O barqueiro contemplava o rio com espírito saudoso. Eram muitas as lembranças que o assaltavam nessa peregrinação pelo passado. Ajeitou a velha boina que lhe cobria os cabelos brancos e permitiu ao pensamento divagar pelas memórias de um tempo que lhe fugiu por entre os dedos de umas mãos esqueléticas.

No alto da colina onde assenta a capela de S. João, observava o horizonte encantador e, por obra do acaso ou sugestionado pela proximidade do templo, pensou em Deus, num ser de quem sempre ouviu falar e foi presença constante nas vidas de muitos mas nunca na dele. Magicou na possibilidade de Ele existir na realidade. Queria uma justificação plausível e imediata para a emoção que o assaltou de repente quando julgava em bom rigor nunca vir a reflectir sobre tão remota e enigmática personagem.

Nunca aprendeu a rezar e, obrigado a fazer pela vida, afastou-se da capela talvez cedo demais para poder compreender a realidade da doutrina cristã apregoada ali todos os dias pelo velho padre Manuel. Depois de ter percorrido uma vida de trabalhos e canseiras, pressentindo que o fim se aproximava a passos largos, sentiu tristeza por não ter essa esperança de fé plantada no peito.

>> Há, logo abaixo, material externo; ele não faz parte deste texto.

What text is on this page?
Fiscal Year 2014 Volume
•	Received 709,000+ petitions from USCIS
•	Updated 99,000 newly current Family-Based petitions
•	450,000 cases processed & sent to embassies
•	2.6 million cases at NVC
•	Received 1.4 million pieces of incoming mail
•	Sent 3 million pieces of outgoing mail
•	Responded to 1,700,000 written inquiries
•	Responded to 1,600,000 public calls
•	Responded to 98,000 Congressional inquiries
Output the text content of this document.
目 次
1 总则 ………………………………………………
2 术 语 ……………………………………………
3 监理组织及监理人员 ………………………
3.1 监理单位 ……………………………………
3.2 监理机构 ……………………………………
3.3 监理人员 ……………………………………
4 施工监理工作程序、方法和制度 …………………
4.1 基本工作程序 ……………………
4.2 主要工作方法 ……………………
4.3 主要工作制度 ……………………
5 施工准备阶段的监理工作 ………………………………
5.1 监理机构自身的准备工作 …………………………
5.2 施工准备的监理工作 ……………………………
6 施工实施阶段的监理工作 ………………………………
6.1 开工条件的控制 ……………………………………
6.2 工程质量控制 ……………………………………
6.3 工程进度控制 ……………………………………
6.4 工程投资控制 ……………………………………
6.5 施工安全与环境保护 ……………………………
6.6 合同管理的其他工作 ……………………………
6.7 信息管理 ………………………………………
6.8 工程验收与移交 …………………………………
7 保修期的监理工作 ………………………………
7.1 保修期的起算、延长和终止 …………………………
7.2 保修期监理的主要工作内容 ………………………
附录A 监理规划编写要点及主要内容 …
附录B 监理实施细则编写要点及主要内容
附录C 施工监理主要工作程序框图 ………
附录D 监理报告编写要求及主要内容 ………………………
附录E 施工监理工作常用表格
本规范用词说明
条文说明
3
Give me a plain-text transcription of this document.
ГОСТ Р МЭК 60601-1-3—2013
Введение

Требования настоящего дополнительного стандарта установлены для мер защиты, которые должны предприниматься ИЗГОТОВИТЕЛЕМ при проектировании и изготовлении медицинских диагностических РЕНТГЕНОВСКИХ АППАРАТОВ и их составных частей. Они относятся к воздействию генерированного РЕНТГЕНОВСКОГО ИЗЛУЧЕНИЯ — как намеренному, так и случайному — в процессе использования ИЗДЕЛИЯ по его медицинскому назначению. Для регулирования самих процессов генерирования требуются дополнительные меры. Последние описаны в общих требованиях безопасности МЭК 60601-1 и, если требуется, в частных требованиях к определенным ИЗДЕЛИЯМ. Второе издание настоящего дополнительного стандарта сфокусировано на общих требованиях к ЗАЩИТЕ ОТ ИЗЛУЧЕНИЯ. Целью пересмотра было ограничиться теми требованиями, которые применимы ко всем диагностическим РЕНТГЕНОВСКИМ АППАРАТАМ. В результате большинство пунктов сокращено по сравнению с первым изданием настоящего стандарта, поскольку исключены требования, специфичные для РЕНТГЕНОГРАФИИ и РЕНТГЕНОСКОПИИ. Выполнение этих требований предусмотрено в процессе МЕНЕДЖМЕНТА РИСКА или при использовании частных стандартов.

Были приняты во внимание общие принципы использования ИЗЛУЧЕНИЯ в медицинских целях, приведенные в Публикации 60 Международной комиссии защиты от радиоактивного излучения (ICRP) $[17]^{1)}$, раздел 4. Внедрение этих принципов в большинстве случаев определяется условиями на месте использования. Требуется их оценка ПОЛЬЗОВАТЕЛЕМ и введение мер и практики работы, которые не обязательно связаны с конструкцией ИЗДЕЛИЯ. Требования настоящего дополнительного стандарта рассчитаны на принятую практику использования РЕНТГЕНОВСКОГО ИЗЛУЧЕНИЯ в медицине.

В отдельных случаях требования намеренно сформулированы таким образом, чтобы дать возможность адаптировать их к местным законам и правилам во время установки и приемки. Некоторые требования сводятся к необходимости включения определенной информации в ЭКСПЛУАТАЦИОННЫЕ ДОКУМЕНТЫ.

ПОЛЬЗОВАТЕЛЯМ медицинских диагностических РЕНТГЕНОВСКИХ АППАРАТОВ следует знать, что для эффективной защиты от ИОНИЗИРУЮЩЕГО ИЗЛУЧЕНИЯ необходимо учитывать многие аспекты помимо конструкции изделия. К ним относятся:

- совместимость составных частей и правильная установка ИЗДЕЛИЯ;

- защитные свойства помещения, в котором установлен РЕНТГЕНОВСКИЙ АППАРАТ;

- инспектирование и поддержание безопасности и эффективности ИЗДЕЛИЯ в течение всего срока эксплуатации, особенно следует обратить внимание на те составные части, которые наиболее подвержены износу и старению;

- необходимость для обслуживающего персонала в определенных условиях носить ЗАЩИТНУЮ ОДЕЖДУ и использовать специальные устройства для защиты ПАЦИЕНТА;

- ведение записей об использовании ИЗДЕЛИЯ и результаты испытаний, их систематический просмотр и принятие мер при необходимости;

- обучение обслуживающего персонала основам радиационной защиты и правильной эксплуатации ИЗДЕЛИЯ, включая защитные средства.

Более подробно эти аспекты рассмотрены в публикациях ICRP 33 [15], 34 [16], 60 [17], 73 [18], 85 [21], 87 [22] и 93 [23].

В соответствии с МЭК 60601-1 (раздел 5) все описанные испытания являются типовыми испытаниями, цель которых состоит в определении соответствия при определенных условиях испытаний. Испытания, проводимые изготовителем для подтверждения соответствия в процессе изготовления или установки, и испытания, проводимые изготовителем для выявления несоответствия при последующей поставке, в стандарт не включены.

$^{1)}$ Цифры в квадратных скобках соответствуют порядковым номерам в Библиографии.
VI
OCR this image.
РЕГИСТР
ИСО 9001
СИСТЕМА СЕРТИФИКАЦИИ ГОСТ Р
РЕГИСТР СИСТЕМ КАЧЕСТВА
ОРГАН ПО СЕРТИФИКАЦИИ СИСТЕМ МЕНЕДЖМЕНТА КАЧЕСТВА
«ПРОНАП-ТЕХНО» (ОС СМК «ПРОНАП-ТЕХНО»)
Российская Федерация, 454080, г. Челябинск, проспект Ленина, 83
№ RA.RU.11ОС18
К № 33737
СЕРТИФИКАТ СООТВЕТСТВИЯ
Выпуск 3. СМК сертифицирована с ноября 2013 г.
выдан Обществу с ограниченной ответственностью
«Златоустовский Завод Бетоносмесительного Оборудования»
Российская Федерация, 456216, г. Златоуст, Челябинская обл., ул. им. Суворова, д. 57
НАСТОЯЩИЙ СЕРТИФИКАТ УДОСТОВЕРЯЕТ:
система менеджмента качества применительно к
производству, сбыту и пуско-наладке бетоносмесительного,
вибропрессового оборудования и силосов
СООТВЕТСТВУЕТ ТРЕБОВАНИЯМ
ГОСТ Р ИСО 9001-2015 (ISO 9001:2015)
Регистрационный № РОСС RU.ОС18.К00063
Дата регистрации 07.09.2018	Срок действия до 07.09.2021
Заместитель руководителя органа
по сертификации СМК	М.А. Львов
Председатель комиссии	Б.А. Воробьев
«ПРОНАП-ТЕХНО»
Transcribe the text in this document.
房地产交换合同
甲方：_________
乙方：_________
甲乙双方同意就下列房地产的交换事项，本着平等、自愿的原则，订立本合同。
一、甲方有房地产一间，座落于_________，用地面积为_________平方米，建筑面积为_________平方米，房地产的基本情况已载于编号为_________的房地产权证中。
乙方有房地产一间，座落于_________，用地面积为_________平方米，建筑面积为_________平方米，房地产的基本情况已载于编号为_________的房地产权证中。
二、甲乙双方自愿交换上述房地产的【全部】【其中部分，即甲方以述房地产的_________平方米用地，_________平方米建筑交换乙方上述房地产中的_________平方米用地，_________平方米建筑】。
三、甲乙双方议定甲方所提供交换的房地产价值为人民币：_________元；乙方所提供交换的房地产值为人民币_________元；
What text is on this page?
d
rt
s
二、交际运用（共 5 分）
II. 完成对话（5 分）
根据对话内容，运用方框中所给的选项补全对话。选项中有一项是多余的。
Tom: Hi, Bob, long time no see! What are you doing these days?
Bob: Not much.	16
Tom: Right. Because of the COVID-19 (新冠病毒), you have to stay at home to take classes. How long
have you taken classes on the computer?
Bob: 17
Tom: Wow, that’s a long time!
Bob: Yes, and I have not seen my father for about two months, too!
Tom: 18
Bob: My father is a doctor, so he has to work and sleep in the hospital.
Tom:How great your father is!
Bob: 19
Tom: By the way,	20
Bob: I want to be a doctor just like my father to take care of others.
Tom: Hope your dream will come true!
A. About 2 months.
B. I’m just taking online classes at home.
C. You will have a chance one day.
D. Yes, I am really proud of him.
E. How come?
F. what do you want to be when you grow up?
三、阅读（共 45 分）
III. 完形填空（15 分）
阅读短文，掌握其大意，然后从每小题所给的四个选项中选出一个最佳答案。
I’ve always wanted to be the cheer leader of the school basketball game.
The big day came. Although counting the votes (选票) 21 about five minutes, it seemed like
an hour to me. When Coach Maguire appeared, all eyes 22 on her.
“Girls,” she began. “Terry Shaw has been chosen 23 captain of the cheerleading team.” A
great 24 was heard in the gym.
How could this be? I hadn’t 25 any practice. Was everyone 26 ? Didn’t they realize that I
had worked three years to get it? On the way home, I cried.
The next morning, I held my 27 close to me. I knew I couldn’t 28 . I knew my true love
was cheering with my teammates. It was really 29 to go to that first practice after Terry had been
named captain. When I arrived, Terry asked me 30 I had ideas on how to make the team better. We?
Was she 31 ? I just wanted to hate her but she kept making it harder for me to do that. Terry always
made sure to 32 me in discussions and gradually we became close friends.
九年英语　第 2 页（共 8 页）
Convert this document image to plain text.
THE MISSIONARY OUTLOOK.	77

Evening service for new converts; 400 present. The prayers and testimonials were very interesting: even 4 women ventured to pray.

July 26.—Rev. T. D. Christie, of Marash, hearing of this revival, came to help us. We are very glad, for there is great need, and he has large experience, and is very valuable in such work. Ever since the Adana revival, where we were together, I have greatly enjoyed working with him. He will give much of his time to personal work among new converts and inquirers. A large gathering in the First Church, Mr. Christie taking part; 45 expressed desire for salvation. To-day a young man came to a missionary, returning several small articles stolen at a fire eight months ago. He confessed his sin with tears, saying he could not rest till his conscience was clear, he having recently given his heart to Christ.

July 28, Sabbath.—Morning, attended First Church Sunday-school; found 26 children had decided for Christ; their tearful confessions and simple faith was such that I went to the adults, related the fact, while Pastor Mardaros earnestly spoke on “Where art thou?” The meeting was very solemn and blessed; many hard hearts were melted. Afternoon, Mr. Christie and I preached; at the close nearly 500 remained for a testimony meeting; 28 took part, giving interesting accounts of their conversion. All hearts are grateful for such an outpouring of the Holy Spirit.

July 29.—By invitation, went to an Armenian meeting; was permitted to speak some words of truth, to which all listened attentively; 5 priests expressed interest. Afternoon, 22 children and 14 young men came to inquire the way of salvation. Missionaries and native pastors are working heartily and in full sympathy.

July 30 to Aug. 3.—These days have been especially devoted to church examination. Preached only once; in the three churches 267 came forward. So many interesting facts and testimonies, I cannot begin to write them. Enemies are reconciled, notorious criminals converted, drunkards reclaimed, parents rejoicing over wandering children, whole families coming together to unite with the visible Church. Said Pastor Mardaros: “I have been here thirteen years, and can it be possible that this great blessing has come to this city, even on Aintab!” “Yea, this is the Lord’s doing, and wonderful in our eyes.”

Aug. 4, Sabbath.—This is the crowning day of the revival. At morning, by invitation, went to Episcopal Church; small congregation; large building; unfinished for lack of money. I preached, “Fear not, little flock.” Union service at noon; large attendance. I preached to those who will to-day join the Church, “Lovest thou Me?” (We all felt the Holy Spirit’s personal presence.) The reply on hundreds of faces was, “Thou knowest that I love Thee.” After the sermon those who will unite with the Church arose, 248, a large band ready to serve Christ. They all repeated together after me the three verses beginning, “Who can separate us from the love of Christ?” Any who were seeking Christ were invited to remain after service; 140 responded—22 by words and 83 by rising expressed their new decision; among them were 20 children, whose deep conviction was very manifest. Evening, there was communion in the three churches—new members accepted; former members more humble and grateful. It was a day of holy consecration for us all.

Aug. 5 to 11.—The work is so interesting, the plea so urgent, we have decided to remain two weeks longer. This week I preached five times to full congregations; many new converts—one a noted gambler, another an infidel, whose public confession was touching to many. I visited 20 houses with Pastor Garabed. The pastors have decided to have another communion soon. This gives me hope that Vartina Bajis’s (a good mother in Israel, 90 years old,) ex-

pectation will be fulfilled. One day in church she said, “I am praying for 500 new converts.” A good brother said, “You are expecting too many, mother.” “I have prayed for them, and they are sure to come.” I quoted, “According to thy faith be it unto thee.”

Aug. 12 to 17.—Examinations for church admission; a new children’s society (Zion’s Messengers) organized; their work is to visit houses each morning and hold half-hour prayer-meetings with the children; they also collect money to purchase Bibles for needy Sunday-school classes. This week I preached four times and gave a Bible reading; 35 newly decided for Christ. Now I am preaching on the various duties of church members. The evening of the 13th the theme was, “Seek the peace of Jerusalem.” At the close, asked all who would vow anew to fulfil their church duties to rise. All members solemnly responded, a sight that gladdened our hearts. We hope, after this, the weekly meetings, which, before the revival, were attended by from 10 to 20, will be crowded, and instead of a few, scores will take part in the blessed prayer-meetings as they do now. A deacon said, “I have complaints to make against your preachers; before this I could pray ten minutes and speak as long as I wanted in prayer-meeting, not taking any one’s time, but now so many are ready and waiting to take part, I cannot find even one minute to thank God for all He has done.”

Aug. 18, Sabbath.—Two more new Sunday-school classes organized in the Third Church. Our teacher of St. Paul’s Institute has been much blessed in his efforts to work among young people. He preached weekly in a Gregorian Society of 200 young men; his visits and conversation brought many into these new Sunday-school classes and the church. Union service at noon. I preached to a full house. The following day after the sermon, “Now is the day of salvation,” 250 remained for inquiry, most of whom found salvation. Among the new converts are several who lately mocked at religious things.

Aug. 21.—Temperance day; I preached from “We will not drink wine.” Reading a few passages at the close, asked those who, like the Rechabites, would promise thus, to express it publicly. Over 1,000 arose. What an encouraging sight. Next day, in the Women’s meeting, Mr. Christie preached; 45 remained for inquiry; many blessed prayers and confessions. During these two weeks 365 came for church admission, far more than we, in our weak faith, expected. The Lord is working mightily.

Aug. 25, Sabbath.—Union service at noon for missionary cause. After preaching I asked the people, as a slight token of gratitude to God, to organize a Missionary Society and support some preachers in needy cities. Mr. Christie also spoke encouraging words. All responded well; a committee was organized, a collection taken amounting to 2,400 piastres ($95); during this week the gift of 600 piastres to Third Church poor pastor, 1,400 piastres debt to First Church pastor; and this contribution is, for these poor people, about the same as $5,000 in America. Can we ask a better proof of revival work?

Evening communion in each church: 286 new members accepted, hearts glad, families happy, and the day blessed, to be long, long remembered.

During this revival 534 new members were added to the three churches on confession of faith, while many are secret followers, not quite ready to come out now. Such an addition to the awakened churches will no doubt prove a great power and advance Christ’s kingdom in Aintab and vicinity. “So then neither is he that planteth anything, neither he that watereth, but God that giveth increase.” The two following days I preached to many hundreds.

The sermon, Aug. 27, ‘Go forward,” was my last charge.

Era um iletrado, não sabia ler nem escrever, nunca saiu deste pedaço de rio onde remava todos os dias, nunca conviveu com pessoas capazes de lhe transmitir conhecimentos e por isso desconhecia que não é absolutamente necessário um curriculum recheado de práticas litúrgicas para se alcançar as bem-aventuranças após a morte. Nem tão-pouco lhe passava pela cabeça que o reino do Céu de que outros lhe falavam, podia estar ao seu alcance. Sabia apenas que não rezou, que não assistiu a missas, que nunca acompanhou procissões e isso era o bastante para se sentir um condenado às terríveis penas do inferno. Se não sabia, bastava-lhes perguntar ao padre que, mandatado para educar o rebanho na rigidez da sua fé, crente e devoto o iria elucidar acerca dos tormentos a que Deus o iria sujeitar, logo que esticasse o pernil. No entanto, longe de se resignar a esse destino que apesar de tudo julgava merecer, deambulou pelas lindezas que a vida lhe deu, pelos momentos em que julgou ter estado muito pertinho dessa Divindade. Sentado nessa pedra centenária, reviveu as cenas que podiam amansar-lhe o coração e a alma.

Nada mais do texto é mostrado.